In that passage, Selig is referring to Barry Bonds, who broke Hank Aaron’s all-time home run record in 2007 with the 756th dinger of his decorated career. Bonds ultimately finished with 762 homers, which currently stands as the MLB record.
In the book, Selig states that the San Francisco Giants slugger “simply wasn’t likable” compared to Aaron, and that he encountered “misery” while traveling around to watch Bonds’ pursuit of the record.
“While I felt a responsibility to be on hand for Bonds’ moment, I’ll admit I had a fantasy that I’d be spared when I went to Cooperstown to see (Cal) Ripken and (Tony) Gwynn be inducted into the Hall of Fame,” Selig says in the book. “Nobody would have blamed me for being there rather than on the road with Barry. But I received no reprieve, so I trudged on.”
Selig served as MLB commissioner from 1998-2015, which included the height of baseball’s steroid era.
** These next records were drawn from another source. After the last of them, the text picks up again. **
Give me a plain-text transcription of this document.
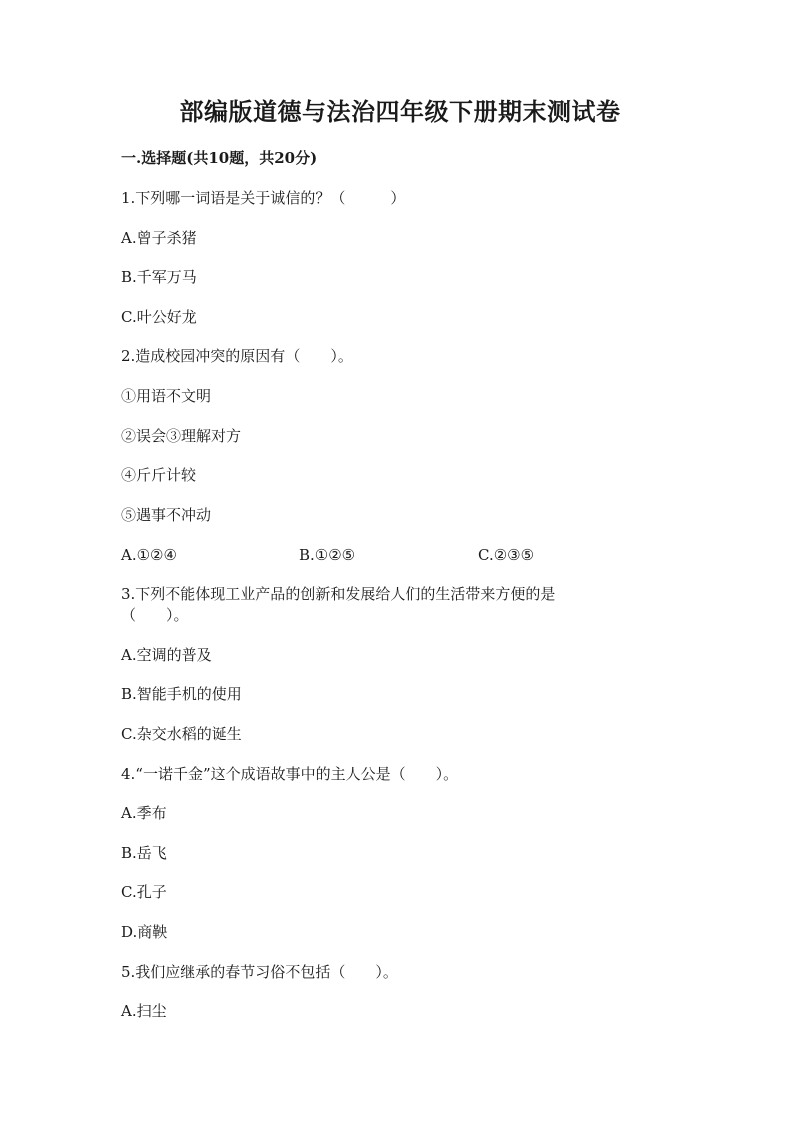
部编版道德与法治四年级下册期末测试卷
一.选择题(共10题，共20分)
1.下列哪一词语是关于诚信的？（　　　）
A.曾子杀猪
B.千军万马
C.叶公好龙
2.造成校园冲突的原因有（　　）。
①用语不文明
②误会③理解对方
④斤斤计较
⑤遇事不冲动
A.①②④	B.①②⑤	C.②③⑤
3.下列不能体现工业产品的创新和发展给人们的生活带来方便的是
（　　）。
A.空调的普及
B.智能手机的使用
C.杂交水稻的诞生
4.“一诺千金”这个成语故事中的主人公是（　　）。
A.季布
B.岳飞
C.孔子
D.商鞅
5.我们应继承的春节习俗不包括（　　）。
A.扫尘
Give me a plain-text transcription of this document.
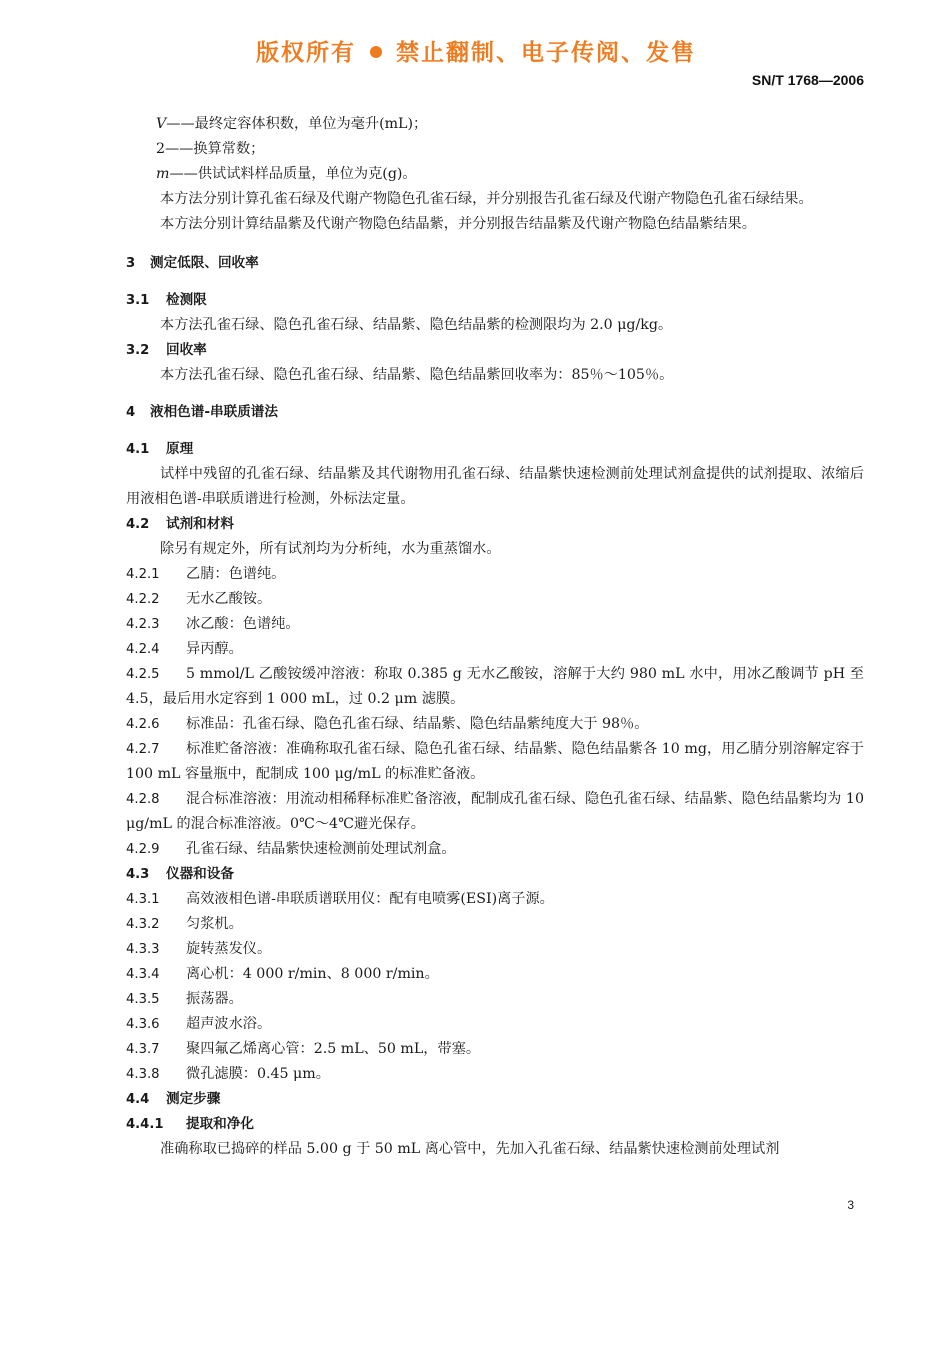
版权所有 禁止翻制、电子传阅、发售
SN/T 1768—2006
V——最终定容体积数，单位为毫升(mL)；
2——换算常数；
m——供试试料样品质量，单位为克(g)。
本方法分别计算孔雀石绿及代谢产物隐色孔雀石绿，并分别报告孔雀石绿及代谢产物隐色孔雀石绿结果。
本方法分别计算结晶紫及代谢产物隐色结晶紫，并分别报告结晶紫及代谢产物隐色结晶紫结果。
3 测定低限、回收率
3.1 检测限
本方法孔雀石绿、隐色孔雀石绿、结晶紫、隐色结晶紫的检测限均为 2.0 μg/kg。
3.2 回收率
本方法孔雀石绿、隐色孔雀石绿、结晶紫、隐色结晶紫回收率为：85％～105％。
4 液相色谱-串联质谱法
4.1 原理
试样中残留的孔雀石绿、结晶紫及其代谢物用孔雀石绿、结晶紫快速检测前处理试剂盒提供的试剂提取、浓缩后用液相色谱-串联质谱进行检测，外标法定量。
4.2 试剂和材料
除另有规定外，所有试剂均为分析纯，水为重蒸馏水。
4.2.1 乙腈：色谱纯。
4.2.2 无水乙酸铵。
4.2.3 冰乙酸：色谱纯。
4.2.4 异丙醇。
4.2.5 5 mmol/L 乙酸铵缓冲溶液：称取 0.385 g 无水乙酸铵，溶解于大约 980 mL 水中，用冰乙酸调节 pH 至 4.5，最后用水定容到 1 000 mL，过 0.2 μm 滤膜。
4.2.6 标准品：孔雀石绿、隐色孔雀石绿、结晶紫、隐色结晶紫纯度大于 98％。
4.2.7 标准贮备溶液：准确称取孔雀石绿、隐色孔雀石绿、结晶紫、隐色结晶紫各 10 mg，用乙腈分别溶解定容于 100 mL 容量瓶中，配制成 100 μg/mL 的标准贮备液。
4.2.8 混合标准溶液：用流动相稀释标准贮备溶液，配制成孔雀石绿、隐色孔雀石绿、结晶紫、隐色结晶紫均为 10 μg/mL 的混合标准溶液。0℃～4℃避光保存。
4.2.9 孔雀石绿、结晶紫快速检测前处理试剂盒。
4.3 仪器和设备
4.3.1 高效液相色谱-串联质谱联用仪：配有电喷雾(ESI)离子源。
4.3.2 匀浆机。
4.3.3 旋转蒸发仪。
4.3.4 离心机：4 000 r/min、8 000 r/min。
4.3.5 振荡器。
4.3.6 超声波水浴。
4.3.7 聚四氟乙烯离心管：2.5 mL、50 mL，带塞。
4.3.8 微孔滤膜：0.45 μm。
4.4 测定步骤
4.4.1 提取和净化
准确称取已捣碎的样品 5.00 g 于 50 mL 离心管中，先加入孔雀石绿、结晶紫快速检测前处理试剂
3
He was succeeded by current league commissioner Rob Manfred and was inducted into the Hall of Fame in 2017. Selig currently holds the position of Commissioner Emeritus of Baseball.
Bonds, who also holds the record for single-season home runs, along with the career records for walks and intentional walks, has not been inducted into the Hall of Fame due largely to widespread suspicions of steroid use. The seven-time MVP and 14-time All-Star missed out this past winter while receiving 59.1 percent of the vote from the Baseball Writers’ Association of America in his seventh year on the ballot. Players require 75 percent of the vote to be inducted.